Today in History:

Fair Garden

Battle Name: Fair Garden
Other Names: None
State: Tennessee
Location: Sevier County
Campaign: Operations about Dandridge, Tennessee (1863-64)
Dates: January 27, 1864
Principal Commanders: Brig. Gen. Samuel D. Sturgis and Col. Edward M. McCook [US]; Maj. Gen. William T. Martin [CS]
Forces Engaged: Cavalry Division, Cavalry Corps, Army of the Ohio [US]; Cavalry Division, Department of East Tennessee [CS]
Estimated Casualties: 265 total (US 100; CS 165)
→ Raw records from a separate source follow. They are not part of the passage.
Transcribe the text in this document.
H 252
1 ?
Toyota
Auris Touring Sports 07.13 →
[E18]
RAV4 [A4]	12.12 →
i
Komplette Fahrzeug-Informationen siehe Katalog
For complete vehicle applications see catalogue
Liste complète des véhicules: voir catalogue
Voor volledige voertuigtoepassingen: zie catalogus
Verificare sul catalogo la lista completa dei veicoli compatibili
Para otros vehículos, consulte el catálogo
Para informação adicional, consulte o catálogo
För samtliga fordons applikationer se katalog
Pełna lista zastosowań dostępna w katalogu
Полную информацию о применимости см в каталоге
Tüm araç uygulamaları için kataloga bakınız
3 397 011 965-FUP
Description: Since the Battle of Dandridge, the Union cavalry had moved to the south side of the French Broad River and had disrupted Confederate foraging and captured numerous wagons in that area. On January 25, 1864, Lt. Gen. James Longstreet, commander of the Department of East Tennessee, instructed his subordinates to do something to curtail Union operations south of the French Broad. On the 26th, Brig. Gen. Samuel D. Sturgis, having had various brushes with Confederate cavalry, deployed his troopers to watch the area fords. Two Confederate cavalry brigades and artillery advanced from Fair Garden in the afternoon but were checked about four miles from Sevierville. Other Confederates attacked a Union cavalry brigade, though, at Fowler’s on Flat Creek, and drove it about two miles. No further fighting occurred that day. Union scouts observed that the Confederates had concentrated on the Fair Garden Road, so Sturgis ordered an attack there in the morning. In a heavy fog, Col. Edward M. McCook’s Union division attacked and drove back Maj. Gen. William T. Martin’s Confederates until about 4:00 pm. At that time, McCook’s men charged with sabers and routed the Rebels. Sturgis set out in pursuit on the 28th, and captured and killed more of the routed Rebels. The Union forces, however, observed three of Longstreet’s infantry brigades crossing the river. Realizing his weariness from fighting, lack of supplies, ammunition, and weapons and the overwhelming strength of the enemy, Sturgis decided to evacuate the area. But, before leaving, Sturgis determined to attack Brig. Gen. Frank C. Armstrong’s Confederate cavalry division which he had learned was about three or four miles away, on the river. Unbeknownst to the attacking Federals, Armstrong had strongly fortified his position and three infantry regiments had arrived to reinforce him. Thus, the Union troops suffered severe casualties in the attack. The battle continued until dark, when the Federals retired from the area. The Federals had won the big battle but the fatigue of continual fighting and lack of supplies and ammunition forced them to withdraw.